Last November, we looked at the Law Commission's initial consultation on the right to renew business tenancies under the Landlord and Tenant Act 1954. Options included complete abolition, substantial reform or no change at all.
The Commission has now published its provisional conclusion. It recommends that the Act should stay.
Background – last year's consultation
The November 2024 consultation asked the fundamental question – keep the Act or not? Four options were set out:
- keep the 1954 Act, but abolish contracting out (so all tenancies would be protected)
- abolish the Act entirely (no tenancies would be protected)
- keep the Act, but with contracting in instead of contracting out
- stick with the current position (keep the Act, with contracting out permitted)
The Commission also asked the industry whether the current list of excluded tenancies (e.g. six-month fixed term tenancies, agricultural tenancies) should be changed.

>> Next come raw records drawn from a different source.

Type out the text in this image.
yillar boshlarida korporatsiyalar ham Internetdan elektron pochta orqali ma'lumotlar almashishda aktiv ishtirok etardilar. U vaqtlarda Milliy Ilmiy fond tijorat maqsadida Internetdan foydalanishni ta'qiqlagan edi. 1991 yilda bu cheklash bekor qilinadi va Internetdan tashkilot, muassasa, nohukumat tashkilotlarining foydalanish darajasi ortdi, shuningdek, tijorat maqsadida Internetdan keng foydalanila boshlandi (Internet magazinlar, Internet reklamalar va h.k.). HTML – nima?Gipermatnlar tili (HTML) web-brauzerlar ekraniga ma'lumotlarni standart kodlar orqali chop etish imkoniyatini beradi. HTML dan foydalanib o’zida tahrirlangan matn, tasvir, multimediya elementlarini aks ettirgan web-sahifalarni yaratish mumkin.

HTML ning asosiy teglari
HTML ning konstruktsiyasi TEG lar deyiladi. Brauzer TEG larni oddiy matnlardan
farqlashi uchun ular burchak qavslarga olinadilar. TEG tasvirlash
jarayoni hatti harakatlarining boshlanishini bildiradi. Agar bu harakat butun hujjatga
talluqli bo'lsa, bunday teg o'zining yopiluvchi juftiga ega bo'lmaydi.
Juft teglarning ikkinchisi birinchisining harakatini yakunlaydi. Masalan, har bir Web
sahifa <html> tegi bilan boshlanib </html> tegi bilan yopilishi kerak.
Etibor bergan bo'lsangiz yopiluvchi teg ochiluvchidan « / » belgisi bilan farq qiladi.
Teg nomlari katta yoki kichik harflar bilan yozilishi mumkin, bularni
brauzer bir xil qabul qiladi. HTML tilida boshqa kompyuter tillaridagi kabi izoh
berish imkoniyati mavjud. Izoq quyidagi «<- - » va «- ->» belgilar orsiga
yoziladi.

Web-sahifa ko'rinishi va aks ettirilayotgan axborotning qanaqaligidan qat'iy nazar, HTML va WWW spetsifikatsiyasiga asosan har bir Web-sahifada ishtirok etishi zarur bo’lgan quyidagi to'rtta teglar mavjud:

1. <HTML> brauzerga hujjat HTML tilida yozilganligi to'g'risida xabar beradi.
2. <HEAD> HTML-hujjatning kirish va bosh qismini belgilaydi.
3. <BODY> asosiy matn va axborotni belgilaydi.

June 2025 – provisional conclusion on the key issue
In its statement on 4 June 2025, the Law Commission said it would be recommending that Parliament should:
- stick with the current position (keep the Act, with contracting out permitted); and
- stick with the current list of excluded tenancies (don't limit application of the Act by reference to size/location of premises, rent payable or sector e.g. retail).
The Commission will, however, consult on increasing the minimum fixed term for security of tenure from the current six months to two years. This would be a positive change for both landlords and tenants. Leases of under two years are never contracted in, except by mistake. The need for a contracting-out process increases friction and delays transactions for tenants anxious to move in and start trading.
Next steps
A second consultation paper will consider possible changes to landlords' grounds for opposing a renewal, and smoothing out the lengthy and expensive litigation process. Terms of renewal leases will also be under the microscope, perhaps with power for courts to impose turnover rent and energy improvement clauses.

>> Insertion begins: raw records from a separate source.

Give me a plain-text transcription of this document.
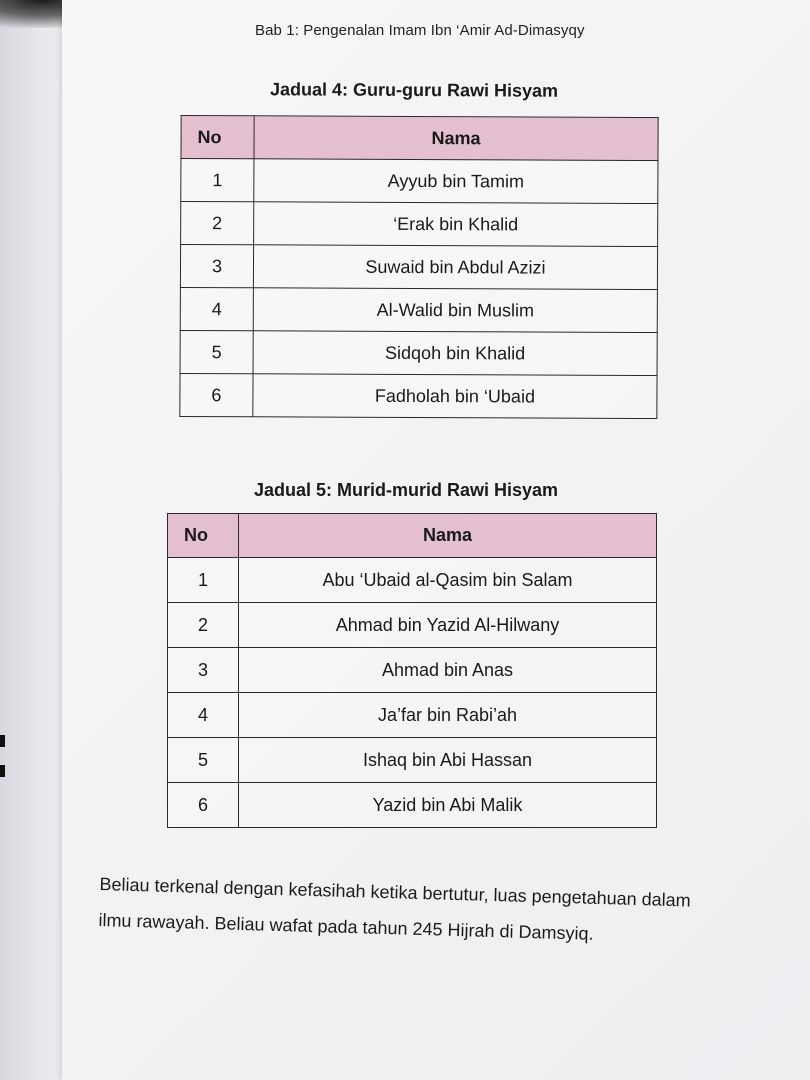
Bab 1: Pengenalan Imam Ibn ‘Amir Ad-Dimasyqy
Jadual 4: Guru-guru Rawi Hisyam
No	Nama
1	Ayyub bin Tamim
2	‘Erak bin Khalid
3	Suwaid bin Abdul Azizi
4	Al-Walid bin Muslim
5	Sidqoh bin Khalid
6	Fadholah bin ‘Ubaid
Jadual 5: Murid-murid Rawi Hisyam
No	Nama
1	Abu ‘Ubaid al-Qasim bin Salam
2	Ahmad bin Yazid Al-Hilwany
3	Ahmad bin Anas
4	Ja’far bin Rabi’ah
5	Ishaq bin Abi Hassan
6	Yazid bin Abi Malik
Beliau terkenal dengan kefasihah ketika bertutur, luas pengetahuan dalam
ilmu rawayah. Beliau wafat pada tahun 245 Hijrah di Damsyiq.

This second consultation will also look at the contracting out procedure, which we think is well-intentioned but too cumbersome. The current formal warning notice and statutory declaration should be replaced with a simpler procedure.
We don't know yet when the second consultation will be published, but we are hoping this will be in autumn 2025. Many industry figures have commented that the Act requires significant reform, but it is likely to be some time before any changes become law.